Waiting a month for final numbers will prolong a yearlong struggle over strategy at the third-largest U.S. railroad. U.S. corporate practice is to announce results at a shareholder meeting or shortly afterward, four professors said.

"Several weeks is very unusual and will raise suspicions that CSX is going to try to get shareholders to change their votes and somehow backdate them," said John Coffee, a corporate law professor at Columbia University.

Ward questioned TCI's victory claims regarding the board at CSX, based in Jacksonville, Fla. The railroad advanced a slate for all 12 seats.

"The vote as we see it is too close to call," he said after the annual meeting, which was held in a New Orleans rail yard that was wrecked in 2005 by Hurricane Katrina. "I don't know how they can know that until the results are certified."

TCI and 3G have said that CSX hasn't produced the best possible returns and urged splitting Ward's CEO and chairman's role. CSX has said its future would be at risk by adopting TCI's push for higher rates and more debt to pay for stock buybacks.
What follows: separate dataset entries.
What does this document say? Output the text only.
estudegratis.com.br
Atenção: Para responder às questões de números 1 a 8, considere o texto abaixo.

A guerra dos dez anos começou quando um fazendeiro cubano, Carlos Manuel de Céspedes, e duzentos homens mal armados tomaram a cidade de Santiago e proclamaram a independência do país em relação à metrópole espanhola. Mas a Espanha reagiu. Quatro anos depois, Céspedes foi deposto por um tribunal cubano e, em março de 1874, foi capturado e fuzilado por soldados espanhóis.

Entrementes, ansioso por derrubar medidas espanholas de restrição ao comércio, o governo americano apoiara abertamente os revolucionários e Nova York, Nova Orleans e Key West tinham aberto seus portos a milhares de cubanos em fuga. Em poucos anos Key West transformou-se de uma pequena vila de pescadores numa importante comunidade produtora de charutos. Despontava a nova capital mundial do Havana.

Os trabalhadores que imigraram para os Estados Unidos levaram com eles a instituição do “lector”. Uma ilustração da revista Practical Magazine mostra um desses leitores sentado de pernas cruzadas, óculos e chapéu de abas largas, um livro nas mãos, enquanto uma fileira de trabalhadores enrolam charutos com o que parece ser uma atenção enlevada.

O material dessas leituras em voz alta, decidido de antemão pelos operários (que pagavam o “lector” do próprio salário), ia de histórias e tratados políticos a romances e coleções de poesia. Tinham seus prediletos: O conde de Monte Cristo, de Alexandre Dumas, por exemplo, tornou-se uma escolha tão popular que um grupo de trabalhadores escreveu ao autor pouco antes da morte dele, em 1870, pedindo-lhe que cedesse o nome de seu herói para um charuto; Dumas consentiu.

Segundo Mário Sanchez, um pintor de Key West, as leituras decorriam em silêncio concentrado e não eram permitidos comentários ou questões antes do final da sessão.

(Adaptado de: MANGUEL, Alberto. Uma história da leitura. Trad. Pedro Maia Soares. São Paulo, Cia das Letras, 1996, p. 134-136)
The two funds said nominees Alexandre Behring, Christopher Hohn, Gilbert Lamphere and Tim O'Toole all had won seats. "This is a victory for all CSX shareholders," the funds said in a statement.

The fifth candidate on the slate was Yahoo Inc. director Gary Wilson.

TCI and 3G own about 8.7 percent of CSX stock, making them the third- and fourth-largest shareholders, respectively. They also own swaps contracts providing "economic exposure" to an additional 11.8 percent of the common shares, according to a Dec. 19 filing.

Case law related to such contracts isn't well-formed, so CSX could benefit by taking time to study the voting done for the shares linked to those investments, said Ron Gilson, a corporate law professor at Stanford University.

"They really need to do it right because the likelihood of litigation is really high," he said.

CSX shares rose 99 cents, or 1.6 percent, to $63.23 on the New York Stock Exchange. The shares have gained 44 percent this year.

After the meeting, CSX raised its quarterly dividend 22 percent to 22 cents a share from 18 cents. It was the third increase since May 2007, when TCI began its CSX campaign.

The fund opened that effort with a speech in New York by partner Snehal Amin in which he criticized CSX management and urged CSX and other U.S. railroads to increase their borrowing. The months of sparring since then set the stage for the proxy fight at yesterday's meeting.

TCI accused CSX of "stall tactics" by allowing voting to continue into the afternoon and asked that balloting end before a lunch break. Ward rejected the request as "out of order," saying shareholder proposals had to be submitted in advance.

"There are third-world countries that run elections better than this," said Peter Henning, corporate law professor at Wayne State University.